Exogenous Melatonin Attenuates Sleep Restriction-Induced Kidney Injury via Gut Microbiota-Derived Propionate in Mice.

Chronic sleep restriction (SR) impairs multiple organs. Although exogenous melatonin counteracts SR-induced gut microbiota disruption, its role in protecting renal function and the involvement of gut microbiota remain unclear. To this end, we subjected mice to a 28-day SR paradigm with exogenous melatonin treatment or antibiotic-induced microbiota depletion. SR mice demonstrated significant renal dysfunction evidenced by elevated serum creatinine, blood urea nitrogen, and uric acid levels compared to controls. Histopathological analysis revealed characteristic tubular abnormalities in SR mice, including epithelial degeneration and lumen dilation, with reduced expression of key renal filtration markers (Nephrin, Podocin, CD2-associated protein, and α-Actinin-4). All of these could be mitigated by melatonin treatment, and all changes were statistically significant (p < 0.05 or p < 0.01). Intriguingly, microbiota depletion significantly reversed the protective effect of exogenous melatonin on kidney injury in SR mice, while propionic acid supplementation mitigated SR-induced kidney injury.
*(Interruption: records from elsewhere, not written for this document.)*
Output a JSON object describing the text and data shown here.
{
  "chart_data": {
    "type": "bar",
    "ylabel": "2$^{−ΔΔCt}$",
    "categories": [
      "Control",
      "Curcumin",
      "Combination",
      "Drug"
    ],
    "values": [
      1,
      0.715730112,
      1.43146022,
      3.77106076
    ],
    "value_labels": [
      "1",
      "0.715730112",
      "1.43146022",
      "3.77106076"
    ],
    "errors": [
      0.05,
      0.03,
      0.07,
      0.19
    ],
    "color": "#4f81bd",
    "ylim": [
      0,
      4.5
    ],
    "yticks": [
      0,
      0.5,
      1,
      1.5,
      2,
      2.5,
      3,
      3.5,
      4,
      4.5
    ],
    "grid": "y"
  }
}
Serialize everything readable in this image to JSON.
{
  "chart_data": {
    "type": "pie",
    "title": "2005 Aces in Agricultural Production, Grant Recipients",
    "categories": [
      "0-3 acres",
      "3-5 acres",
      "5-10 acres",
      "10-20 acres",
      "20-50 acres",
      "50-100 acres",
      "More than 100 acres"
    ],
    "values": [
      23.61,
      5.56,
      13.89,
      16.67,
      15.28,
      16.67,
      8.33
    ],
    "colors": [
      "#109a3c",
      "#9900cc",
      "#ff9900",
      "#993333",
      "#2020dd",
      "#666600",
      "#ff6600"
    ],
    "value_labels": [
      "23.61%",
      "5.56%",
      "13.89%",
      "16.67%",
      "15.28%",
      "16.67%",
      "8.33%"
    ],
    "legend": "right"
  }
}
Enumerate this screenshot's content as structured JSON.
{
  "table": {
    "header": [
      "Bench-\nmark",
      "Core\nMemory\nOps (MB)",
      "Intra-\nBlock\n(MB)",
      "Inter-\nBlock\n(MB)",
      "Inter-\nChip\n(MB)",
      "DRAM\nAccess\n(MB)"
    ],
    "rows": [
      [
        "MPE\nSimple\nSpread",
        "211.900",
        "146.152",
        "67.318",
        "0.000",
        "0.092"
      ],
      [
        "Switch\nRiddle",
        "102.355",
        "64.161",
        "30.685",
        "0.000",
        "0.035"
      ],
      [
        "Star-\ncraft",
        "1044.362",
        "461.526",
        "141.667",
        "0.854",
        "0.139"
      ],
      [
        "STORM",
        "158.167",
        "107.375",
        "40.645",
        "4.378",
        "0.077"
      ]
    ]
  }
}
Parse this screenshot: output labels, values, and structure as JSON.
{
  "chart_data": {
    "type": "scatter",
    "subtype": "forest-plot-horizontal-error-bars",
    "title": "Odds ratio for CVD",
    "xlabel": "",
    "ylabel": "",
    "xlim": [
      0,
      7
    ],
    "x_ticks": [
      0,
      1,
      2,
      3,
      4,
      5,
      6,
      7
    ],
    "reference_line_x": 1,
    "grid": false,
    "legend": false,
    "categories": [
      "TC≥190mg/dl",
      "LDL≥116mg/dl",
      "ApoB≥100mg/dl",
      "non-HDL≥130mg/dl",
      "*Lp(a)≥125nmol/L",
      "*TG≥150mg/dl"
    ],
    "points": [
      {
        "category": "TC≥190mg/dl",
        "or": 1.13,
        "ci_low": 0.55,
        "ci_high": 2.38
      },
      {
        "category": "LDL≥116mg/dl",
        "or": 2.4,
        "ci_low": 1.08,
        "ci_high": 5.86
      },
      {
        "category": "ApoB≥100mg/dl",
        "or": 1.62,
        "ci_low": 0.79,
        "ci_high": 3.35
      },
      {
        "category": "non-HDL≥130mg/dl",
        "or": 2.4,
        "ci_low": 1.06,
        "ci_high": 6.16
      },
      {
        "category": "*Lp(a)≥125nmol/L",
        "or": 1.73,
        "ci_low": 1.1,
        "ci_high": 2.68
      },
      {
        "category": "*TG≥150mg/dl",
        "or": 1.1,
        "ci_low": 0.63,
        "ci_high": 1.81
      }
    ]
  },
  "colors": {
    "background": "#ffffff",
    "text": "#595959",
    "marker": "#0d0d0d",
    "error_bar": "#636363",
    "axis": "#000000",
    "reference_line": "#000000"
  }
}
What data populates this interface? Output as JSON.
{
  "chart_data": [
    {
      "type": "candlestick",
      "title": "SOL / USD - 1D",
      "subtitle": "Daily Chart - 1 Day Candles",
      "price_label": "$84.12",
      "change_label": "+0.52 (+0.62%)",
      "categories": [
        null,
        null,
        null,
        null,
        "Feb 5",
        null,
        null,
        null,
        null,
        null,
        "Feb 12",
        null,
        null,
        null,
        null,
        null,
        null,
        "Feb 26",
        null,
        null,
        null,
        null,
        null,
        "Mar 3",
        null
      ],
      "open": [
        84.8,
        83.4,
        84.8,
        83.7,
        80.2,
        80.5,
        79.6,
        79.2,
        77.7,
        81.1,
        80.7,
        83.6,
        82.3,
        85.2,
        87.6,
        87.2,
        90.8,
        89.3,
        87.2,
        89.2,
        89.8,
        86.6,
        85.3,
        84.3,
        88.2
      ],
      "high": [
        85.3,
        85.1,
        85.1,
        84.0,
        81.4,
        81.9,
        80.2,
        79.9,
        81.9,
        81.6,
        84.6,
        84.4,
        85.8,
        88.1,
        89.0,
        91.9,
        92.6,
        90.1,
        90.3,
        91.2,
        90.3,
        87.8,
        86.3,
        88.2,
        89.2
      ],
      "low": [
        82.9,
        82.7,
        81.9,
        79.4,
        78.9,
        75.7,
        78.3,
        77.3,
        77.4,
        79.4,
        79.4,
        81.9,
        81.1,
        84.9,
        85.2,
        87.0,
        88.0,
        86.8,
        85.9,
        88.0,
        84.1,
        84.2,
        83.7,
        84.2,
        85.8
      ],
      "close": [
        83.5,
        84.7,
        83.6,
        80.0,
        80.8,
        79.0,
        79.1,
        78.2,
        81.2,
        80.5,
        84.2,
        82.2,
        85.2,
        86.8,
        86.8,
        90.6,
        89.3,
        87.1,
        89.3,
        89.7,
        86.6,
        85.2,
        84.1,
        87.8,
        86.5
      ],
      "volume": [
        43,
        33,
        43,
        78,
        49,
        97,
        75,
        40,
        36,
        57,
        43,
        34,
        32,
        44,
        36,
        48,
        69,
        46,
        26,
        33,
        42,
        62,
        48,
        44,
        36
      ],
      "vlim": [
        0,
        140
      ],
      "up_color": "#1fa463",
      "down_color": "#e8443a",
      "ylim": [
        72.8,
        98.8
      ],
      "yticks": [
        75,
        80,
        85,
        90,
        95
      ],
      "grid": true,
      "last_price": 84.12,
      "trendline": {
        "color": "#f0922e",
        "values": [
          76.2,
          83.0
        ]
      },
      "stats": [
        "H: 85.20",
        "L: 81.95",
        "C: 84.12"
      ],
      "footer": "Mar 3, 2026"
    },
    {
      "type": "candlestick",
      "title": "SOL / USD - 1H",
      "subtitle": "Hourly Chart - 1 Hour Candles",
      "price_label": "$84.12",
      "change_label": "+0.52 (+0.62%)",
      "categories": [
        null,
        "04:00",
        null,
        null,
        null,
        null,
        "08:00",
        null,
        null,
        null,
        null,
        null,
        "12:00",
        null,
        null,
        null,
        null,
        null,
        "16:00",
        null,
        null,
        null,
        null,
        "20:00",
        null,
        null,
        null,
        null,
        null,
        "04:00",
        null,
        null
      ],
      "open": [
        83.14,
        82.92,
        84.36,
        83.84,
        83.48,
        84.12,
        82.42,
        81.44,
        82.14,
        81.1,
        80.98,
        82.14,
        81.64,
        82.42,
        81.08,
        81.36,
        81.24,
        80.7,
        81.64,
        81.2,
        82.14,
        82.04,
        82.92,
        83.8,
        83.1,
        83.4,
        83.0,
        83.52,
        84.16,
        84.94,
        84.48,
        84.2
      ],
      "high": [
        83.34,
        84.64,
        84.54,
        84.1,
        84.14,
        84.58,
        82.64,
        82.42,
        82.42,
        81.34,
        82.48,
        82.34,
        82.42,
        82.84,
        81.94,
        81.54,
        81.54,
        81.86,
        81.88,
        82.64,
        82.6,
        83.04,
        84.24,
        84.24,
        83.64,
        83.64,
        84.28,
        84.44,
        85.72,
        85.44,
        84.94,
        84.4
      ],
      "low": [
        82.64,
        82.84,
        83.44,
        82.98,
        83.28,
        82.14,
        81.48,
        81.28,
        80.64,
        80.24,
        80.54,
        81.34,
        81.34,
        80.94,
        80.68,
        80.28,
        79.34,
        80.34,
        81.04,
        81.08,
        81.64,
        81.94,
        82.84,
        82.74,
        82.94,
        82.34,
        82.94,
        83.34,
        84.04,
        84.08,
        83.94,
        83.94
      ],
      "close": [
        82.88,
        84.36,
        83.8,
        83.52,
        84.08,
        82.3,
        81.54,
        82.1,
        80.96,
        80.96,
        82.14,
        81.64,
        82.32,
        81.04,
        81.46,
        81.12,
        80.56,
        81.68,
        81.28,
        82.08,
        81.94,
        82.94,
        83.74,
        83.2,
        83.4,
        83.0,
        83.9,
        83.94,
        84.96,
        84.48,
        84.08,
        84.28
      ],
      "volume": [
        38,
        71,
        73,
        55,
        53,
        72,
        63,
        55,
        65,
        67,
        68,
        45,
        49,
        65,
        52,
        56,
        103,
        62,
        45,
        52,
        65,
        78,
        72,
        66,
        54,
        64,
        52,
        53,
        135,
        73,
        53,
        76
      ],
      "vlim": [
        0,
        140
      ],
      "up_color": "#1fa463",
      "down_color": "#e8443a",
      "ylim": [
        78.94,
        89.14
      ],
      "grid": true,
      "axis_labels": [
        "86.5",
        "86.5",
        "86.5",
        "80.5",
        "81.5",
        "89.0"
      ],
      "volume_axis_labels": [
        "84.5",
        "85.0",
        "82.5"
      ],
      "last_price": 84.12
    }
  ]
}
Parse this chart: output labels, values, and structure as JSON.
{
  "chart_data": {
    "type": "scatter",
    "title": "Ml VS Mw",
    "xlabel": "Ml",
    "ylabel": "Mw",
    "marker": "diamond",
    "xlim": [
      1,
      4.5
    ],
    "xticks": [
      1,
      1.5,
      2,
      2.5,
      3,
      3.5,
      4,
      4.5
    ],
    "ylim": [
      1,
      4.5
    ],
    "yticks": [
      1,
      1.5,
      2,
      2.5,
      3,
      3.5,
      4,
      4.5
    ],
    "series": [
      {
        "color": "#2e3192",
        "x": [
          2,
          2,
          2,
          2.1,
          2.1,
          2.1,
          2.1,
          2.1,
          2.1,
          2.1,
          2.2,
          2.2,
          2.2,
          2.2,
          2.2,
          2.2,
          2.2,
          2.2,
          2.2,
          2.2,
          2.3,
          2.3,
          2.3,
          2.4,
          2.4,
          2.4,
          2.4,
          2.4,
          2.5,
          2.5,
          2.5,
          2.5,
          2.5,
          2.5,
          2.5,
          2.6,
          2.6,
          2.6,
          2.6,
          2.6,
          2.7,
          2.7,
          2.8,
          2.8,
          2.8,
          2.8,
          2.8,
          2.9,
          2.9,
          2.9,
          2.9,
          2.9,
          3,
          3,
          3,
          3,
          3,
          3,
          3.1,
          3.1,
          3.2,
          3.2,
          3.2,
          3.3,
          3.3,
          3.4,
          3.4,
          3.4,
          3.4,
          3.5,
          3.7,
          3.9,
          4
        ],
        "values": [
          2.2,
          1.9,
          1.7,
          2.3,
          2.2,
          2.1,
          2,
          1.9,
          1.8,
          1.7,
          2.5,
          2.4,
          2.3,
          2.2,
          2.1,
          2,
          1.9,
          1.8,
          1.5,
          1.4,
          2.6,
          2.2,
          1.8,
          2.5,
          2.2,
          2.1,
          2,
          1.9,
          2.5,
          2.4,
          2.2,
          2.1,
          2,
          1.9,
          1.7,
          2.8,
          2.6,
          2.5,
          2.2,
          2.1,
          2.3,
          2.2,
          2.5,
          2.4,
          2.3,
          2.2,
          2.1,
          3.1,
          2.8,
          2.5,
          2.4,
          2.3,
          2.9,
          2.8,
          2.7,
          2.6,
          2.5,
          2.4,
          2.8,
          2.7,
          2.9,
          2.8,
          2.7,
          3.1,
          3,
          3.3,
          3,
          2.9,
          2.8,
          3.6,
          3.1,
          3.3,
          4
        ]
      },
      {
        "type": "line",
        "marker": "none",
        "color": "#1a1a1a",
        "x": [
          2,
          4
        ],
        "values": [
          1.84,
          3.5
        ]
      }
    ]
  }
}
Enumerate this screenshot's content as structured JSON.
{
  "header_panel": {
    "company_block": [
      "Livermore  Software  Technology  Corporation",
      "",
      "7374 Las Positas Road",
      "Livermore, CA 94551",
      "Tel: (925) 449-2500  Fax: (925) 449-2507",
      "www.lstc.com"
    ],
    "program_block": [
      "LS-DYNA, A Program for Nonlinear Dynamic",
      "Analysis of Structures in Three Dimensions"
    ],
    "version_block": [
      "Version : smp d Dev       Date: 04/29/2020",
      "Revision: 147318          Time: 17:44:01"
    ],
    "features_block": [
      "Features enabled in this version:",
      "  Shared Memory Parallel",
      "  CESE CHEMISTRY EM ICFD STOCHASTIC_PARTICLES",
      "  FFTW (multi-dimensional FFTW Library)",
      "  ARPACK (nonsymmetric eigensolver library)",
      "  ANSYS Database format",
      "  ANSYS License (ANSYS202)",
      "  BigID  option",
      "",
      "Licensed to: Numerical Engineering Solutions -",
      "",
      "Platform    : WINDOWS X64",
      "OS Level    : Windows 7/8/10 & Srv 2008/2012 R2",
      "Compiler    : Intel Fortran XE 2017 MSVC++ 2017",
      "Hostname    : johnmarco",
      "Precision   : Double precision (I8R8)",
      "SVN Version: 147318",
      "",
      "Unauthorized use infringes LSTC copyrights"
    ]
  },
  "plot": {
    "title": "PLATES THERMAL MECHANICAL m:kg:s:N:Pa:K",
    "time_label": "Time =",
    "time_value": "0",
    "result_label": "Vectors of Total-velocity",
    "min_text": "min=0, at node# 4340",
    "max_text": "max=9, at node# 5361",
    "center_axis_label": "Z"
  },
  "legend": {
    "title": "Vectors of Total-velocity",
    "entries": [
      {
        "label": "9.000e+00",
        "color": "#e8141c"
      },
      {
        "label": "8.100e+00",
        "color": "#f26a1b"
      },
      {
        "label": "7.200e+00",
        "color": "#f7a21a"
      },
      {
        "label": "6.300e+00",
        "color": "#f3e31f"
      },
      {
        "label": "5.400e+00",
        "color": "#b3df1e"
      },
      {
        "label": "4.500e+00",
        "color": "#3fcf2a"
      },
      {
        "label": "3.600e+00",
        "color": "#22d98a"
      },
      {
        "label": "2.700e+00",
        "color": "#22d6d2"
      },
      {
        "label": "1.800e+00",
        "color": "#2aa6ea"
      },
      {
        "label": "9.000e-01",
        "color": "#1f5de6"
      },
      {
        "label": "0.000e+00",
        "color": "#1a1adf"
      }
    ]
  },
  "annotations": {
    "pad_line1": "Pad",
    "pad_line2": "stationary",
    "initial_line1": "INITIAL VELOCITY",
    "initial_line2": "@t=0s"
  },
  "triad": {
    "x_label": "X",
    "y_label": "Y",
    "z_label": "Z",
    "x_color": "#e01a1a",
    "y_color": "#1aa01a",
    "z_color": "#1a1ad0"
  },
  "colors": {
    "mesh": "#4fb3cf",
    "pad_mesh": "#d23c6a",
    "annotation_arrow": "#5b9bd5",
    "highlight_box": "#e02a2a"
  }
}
Furthermore, we found that gut microbiota and the metabolite propionic acid mediated the role of exogenous melatonin probably through attenuating SR-induced renal oxidative damage, including regulating renal superoxide dismutase (SOD) activity, total antioxidant capacity (T-AOC), and malondialdehyde (MDA) level. These findings collectively indicated that melatonin may ameliorate SR-associated kidney injury through gut microbiota-derived propionic acid. Our finding highlights a novel gut-kidney axis in SR-related pathophysiology.